The waist has a very important influence on the beauty of women's body. We all hope to have a slim figure. Today, Xiao Bian gives you an introduction on how to reduce the fat on both sides of the waist.
Large cause of thick waist
1. Hereditary waist thick
Real genetics is the main cause of thickening of the lumbar spine. Social surveys have shown that lumbar roughness also has genetic causes, which is consistent with the heritability of obesity and heredity of fat distribution.
2. Dietary factors
Experts introduce that the core factor of waist thickening is excess energy in the body, and daily meal habits and meal times have an impact on lumbar roughness. Therefore, you must pay attention to your dietary habits when taking care of thickening waist.
3. Excessive pressure
Some people may experience setbacks due to their careers, emotional stimulation, emotional instability, or fatigue, evading some of the intractable problems in the real world, and even resorting to compensatory eating to avoid contact with others. The fun to compensate for all kinds of unpleasantness in daily life, eventually leading to thick waist.
Bad habits
Office workers have to sit for at least eight hours a day. During this period, there is almost no exercise. It's strange that people who are sedentary are not rough, but many people do not pay attention to the importance of correct sitting. Humping not only affects the form, but also Can easily cause the accumulation of meat.

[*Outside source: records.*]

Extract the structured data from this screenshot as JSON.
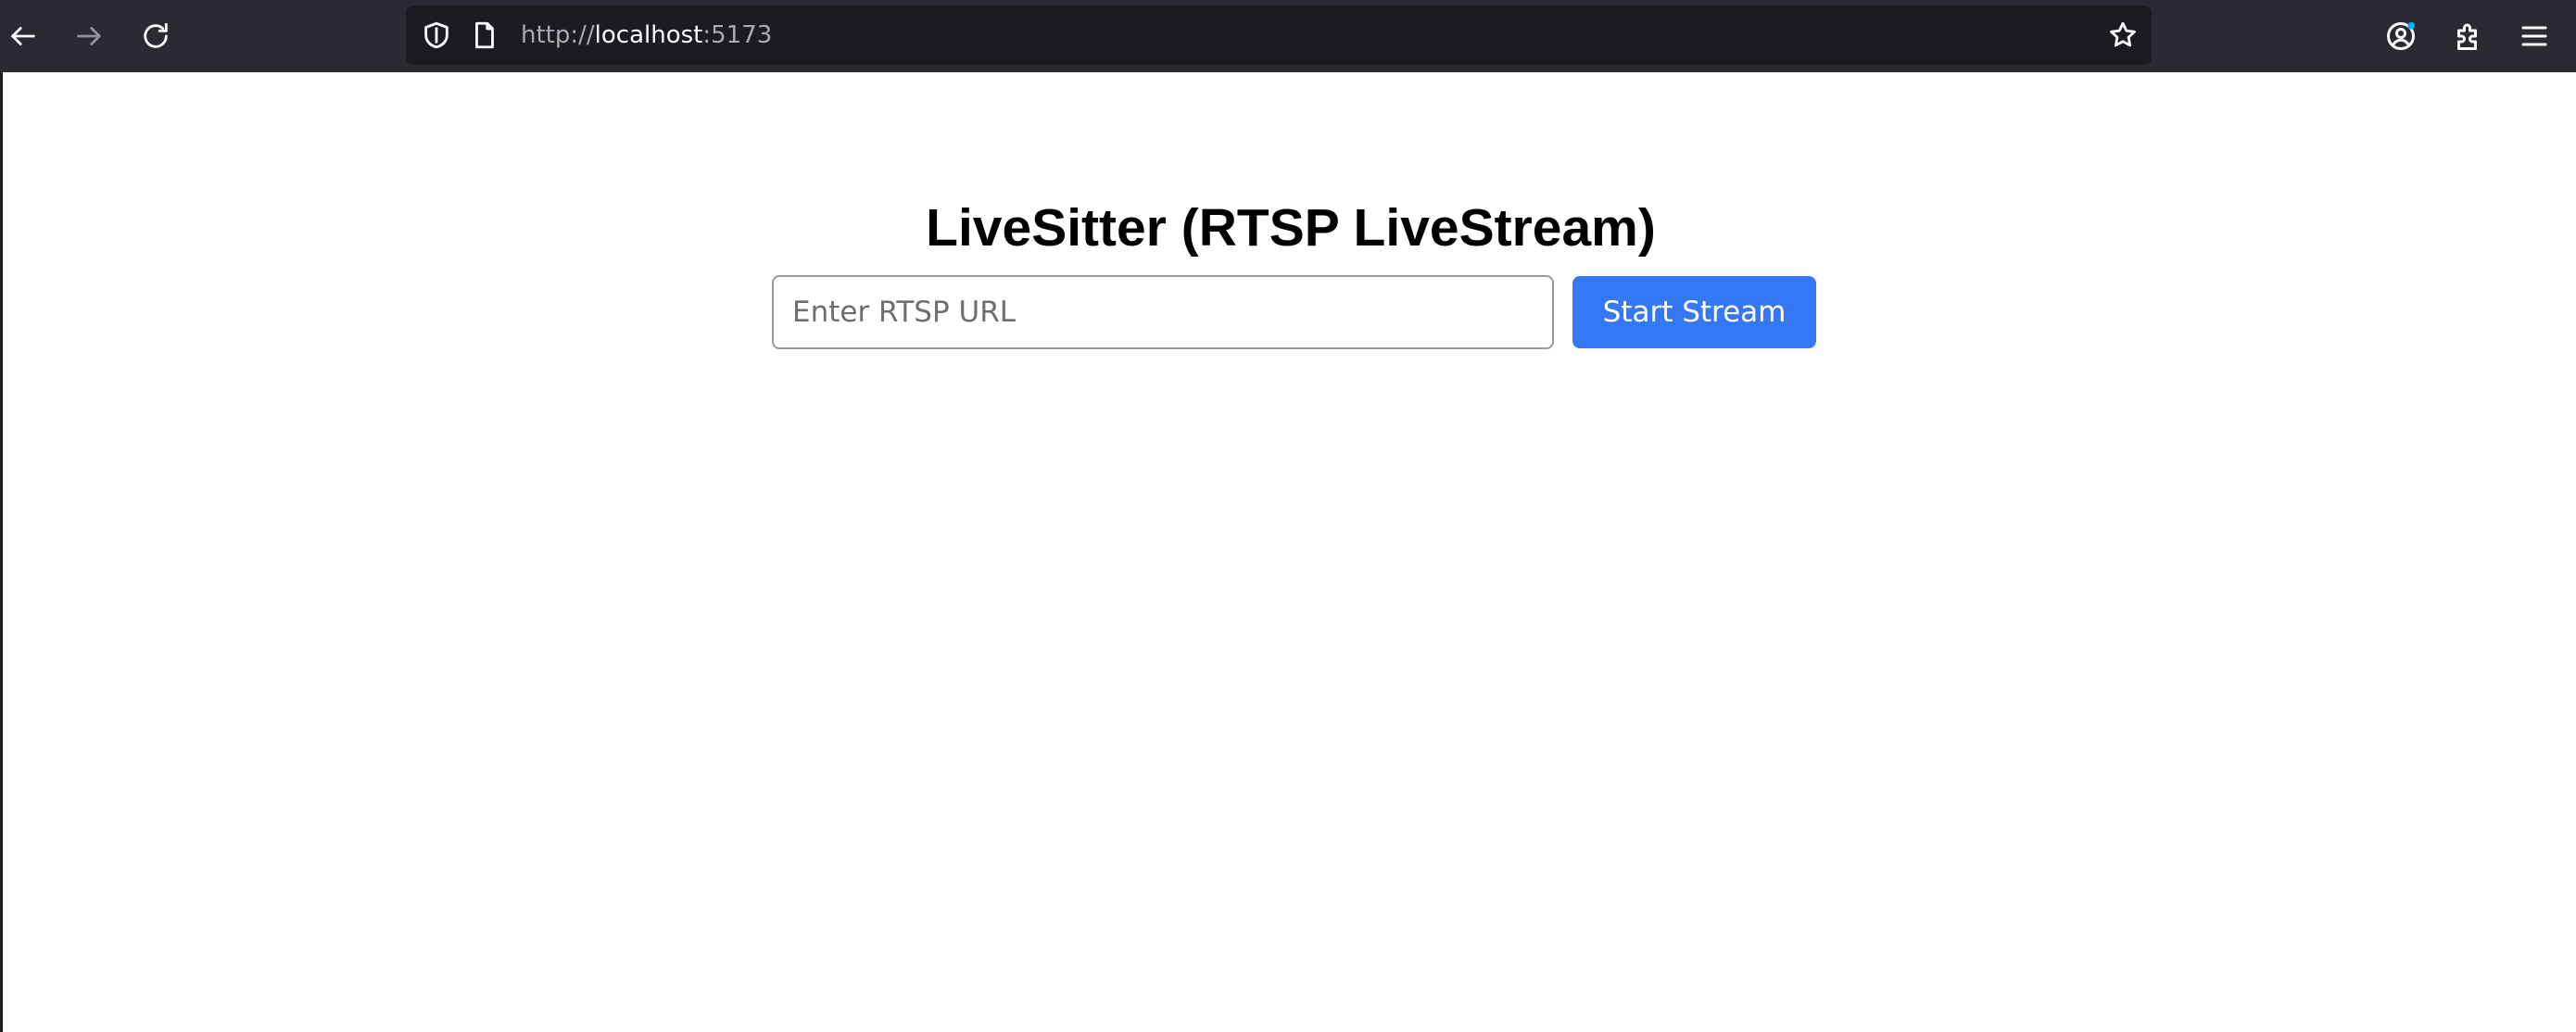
{
  "browser": {
    "url_scheme": "http://",
    "url_host": "localhost",
    "url_port": ":5173"
  },
  "page": {
    "title": "LiveSitter (RTSP LiveStream)",
    "rtsp_input": {
      "placeholder": "Enter RTSP URL",
      "value": ""
    },
    "start_button_label": "Start Stream",
    "accent_color": "#3478f6"
  }
}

How to reduce waist fat on both sides
Supine leg lift
This action must feel the pressure of the abdomen. The legs are lifted up. The head can be lifted slightly. If you want to reduce the difficulty, place your head on the mat.
Fitness ball pass
This action is slightly more difficult and requires exercisers with good flexibility and waist-to-stomach abilities. Lying on a yoga mat with their legs together, place a fitness ball with a diameter of about 10 cm on the ankle, send the ball with a bent leg, and hold the ball with both hands. After doing the same action, put the ball back to the wrist.
Sitting sprint
Ask to sit up and leg lift, imitate the sprinting movement, try to close the elbows and diagonal knees, keep the back tight, do not deform.
In situ mountaineering
Prone to lying on the mat, arms upright to prop up the body, imitate mountaineering action, mountaineering legs to the chest when the lower part of the waist, legs alternately, the middle of the knee does not touch the mat. This action can be good exercise abdominal oblique.